Empecé a escribir sobre aquello y me sentí cómodo. Hasta entonces había escrito sobre un detective; sobre un hombre acomplejado con problemas de impotencia porque su novia antes había salido con un superhéroe; sobre un deportista; y libros porque sí. Y yo quería escribir porqué sí, y joder, ¿por qué no? Me hubiese gustado ser un clásico. Yo había leído clásicos, de todas las épocas, libros que han marcado la historia. Leía y leía. Y todos tenían en común sutrascendentalidad, si es que se escribe así, y ¿qué tenía de trascendente aquello? Pero empezó a no importarme. Me divertía escribiendo, me desahogaba. Como si fuese un diario. Escribía sobre mí. Yo, yo y yo. Y otra vez yo. Porque no conocía otra cosa mejor, y nadie me conocía mejor. Así que pensé que sería bonito. Y todo lo que veía, hacía y quería, estaban en hojas de papel impresas. Y creaba personajes parecidos, que en realidad eran yo mismo o podrían haberlo sido. Algunos no bebían, algunos inteligentes, algunos. Pero iba desprendiéndome de pequeñas partes de mí y plasmándolas en papel.
Pero entonces la volví a ver. A Emma. A ella. Y aquella vez me miró desde su bicicleta, mientras yo fumaba apoyado sobre el pedido, con sus cajas de plástico gigantes. Y me arrancó el aliento aquella mujer. Pero la miré con desdén. No la veía del todo. Divagué de nuevo y seguí con mis lucubraciones. Tenía un soneto en algún lugar y tenía que escribírselo.
Encontré su nombre en las redes sociales. Y vi sus fotografías. En una leía, en una reía, en una, en otra, en todas. Era preciosa. Así que escribí y todo lo que salía era prosa. Pero era un buen comienzo. Así que continué. Con aquellos relatos sobre mí. Sobre ella. Sobre ella. Buscando de nuevo. Pero eran malos porque me había tocado y todo era malo.
La pescatera me llamó y me acerqué con un taxi. Recogí unas cosas y fuimos distantes. Ella lloró y acabó abrazada a su nuevo novio que me miraba con un ademán protector.
- Ella era mía. Lo fue. Antes – le dije.
- Recoge lo que tengas que recoger y vete.
- Lo fue. Antes – repetí.
Fumé en su casa y recordé que ella me dijo que no lo hiciese, así que me reí desde el suelo, frente al armario. Tenía algún papel por allí impreso, algún relato, todo a medio terminar. Supuse que tendría alguna copia y las metí en una bolsa de basura. Tenía que borrar todo aquello. Tenía que hacer hueco para Emma. Llevaba unos vaqueros algo roídos y los arrastraba por su suelo, buscando mis cosas.

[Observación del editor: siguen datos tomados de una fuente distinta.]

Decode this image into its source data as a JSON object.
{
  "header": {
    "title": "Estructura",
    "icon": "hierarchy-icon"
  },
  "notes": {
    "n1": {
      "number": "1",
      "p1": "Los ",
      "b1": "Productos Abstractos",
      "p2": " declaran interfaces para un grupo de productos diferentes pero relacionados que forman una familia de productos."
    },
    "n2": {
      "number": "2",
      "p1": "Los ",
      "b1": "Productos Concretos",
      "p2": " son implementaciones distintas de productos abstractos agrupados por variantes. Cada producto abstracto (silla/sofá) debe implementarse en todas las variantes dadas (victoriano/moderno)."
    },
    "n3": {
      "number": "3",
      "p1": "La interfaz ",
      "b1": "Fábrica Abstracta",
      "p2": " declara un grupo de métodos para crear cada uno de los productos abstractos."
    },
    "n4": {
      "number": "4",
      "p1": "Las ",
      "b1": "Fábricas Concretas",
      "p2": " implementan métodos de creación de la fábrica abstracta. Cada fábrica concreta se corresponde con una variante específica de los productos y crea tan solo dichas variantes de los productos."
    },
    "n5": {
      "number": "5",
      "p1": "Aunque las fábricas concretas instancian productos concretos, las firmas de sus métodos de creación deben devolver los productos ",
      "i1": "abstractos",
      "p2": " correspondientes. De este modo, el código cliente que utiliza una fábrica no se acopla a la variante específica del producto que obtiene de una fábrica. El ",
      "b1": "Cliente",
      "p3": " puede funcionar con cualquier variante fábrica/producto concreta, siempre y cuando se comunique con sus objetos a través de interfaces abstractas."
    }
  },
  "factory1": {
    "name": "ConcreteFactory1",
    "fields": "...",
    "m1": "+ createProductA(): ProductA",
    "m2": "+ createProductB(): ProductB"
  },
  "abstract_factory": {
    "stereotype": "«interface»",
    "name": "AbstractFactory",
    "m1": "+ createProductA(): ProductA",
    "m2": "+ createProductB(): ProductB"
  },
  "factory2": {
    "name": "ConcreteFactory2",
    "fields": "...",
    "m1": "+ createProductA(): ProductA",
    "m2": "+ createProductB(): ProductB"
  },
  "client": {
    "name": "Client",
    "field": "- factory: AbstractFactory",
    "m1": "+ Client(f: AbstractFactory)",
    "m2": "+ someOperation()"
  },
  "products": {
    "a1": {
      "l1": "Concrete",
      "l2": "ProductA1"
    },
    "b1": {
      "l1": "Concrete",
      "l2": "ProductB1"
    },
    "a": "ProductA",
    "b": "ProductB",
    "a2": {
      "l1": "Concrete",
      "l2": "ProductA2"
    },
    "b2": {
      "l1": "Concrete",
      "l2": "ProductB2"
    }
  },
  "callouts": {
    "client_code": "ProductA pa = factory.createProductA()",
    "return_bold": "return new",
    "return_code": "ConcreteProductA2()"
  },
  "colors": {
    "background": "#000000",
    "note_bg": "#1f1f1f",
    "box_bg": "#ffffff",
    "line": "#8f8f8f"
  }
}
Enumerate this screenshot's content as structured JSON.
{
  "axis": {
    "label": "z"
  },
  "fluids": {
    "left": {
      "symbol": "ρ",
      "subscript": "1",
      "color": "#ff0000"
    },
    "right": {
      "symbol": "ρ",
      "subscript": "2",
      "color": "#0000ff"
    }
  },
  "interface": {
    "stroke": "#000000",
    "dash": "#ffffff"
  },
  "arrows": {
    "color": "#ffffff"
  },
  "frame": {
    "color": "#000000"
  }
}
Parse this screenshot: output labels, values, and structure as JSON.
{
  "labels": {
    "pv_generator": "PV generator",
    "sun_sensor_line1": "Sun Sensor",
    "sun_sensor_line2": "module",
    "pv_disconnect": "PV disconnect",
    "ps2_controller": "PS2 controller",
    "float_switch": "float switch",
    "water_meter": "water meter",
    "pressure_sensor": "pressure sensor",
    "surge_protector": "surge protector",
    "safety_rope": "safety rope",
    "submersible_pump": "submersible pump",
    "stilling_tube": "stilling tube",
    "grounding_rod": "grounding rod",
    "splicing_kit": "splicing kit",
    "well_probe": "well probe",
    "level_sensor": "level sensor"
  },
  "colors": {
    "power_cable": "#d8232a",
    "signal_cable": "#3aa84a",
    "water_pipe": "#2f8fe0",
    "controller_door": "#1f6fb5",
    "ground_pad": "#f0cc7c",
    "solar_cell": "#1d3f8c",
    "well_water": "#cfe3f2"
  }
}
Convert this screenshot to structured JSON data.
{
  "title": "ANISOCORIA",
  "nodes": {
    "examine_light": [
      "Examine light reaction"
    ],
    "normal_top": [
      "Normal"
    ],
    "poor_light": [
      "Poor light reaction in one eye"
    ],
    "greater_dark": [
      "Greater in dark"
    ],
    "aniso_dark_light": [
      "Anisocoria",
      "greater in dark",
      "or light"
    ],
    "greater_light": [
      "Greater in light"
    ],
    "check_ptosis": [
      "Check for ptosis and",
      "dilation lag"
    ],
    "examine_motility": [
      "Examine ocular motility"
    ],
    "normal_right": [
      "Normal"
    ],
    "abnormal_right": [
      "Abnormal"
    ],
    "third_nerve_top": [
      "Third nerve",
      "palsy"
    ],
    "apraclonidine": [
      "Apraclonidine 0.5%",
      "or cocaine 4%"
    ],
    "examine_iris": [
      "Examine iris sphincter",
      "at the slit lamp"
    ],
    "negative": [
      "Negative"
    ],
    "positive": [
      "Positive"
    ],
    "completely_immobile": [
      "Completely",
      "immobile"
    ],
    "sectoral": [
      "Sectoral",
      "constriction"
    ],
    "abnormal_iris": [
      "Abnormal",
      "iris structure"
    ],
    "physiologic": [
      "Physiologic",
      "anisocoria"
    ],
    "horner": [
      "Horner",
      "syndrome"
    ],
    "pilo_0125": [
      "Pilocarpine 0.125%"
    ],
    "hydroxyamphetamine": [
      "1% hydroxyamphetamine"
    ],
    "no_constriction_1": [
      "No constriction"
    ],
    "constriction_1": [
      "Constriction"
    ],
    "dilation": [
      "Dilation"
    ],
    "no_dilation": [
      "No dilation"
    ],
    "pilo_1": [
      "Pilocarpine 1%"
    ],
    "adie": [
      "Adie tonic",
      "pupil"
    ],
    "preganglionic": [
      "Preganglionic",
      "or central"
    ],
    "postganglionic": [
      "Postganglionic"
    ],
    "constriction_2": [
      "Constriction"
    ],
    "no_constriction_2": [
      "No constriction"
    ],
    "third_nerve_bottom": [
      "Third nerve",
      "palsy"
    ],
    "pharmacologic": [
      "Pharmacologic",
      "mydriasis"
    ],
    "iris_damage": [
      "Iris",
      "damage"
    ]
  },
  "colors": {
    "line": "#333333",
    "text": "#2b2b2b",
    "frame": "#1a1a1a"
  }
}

Le pedí al taxista que aguardase un instante en aquella callejuela, observando a los gitanos, con su piel tostada y brillante de sudor, patear aquella pelota con una vieja de luto vigilando. El muerto no estaba. Y el taxista accedió, el tiempo corría con mi dinero y yo corría por las escaleras. Le dije que estuviese preparado para salir pitando. Llamé al timbre y abrió mi antiguo jefe de nuevo. No se esperó aquel puñetazo directo. Le rompí la nariz y me esfumé. Él trató de perseguirme torpemente. Tenía las piernas muy cortas. Subí al taxi y aceleró.
Los gitanos maldijeron aquel violento acelerón que casi se lleva por delante a unos niños. Un hombre con camisa abierta, perilla y cabello oscuro, nos gritó junto al ensangrentado nuevo novio de Raquel. Yo me reía, y asomé casi todo mi cuerpo por la ventanilla.
- ¡Qué te jodan! – grité enseñándole el dedo corazón de mis dos manos.
Eso era literatura, eso era trascendental, eso era un clásico. Un tópico, jodido, clásico. Ahora solo necesitaba pensar en ella. Saqué una libreta y escribí su nombre tratando de componer un verso imposible.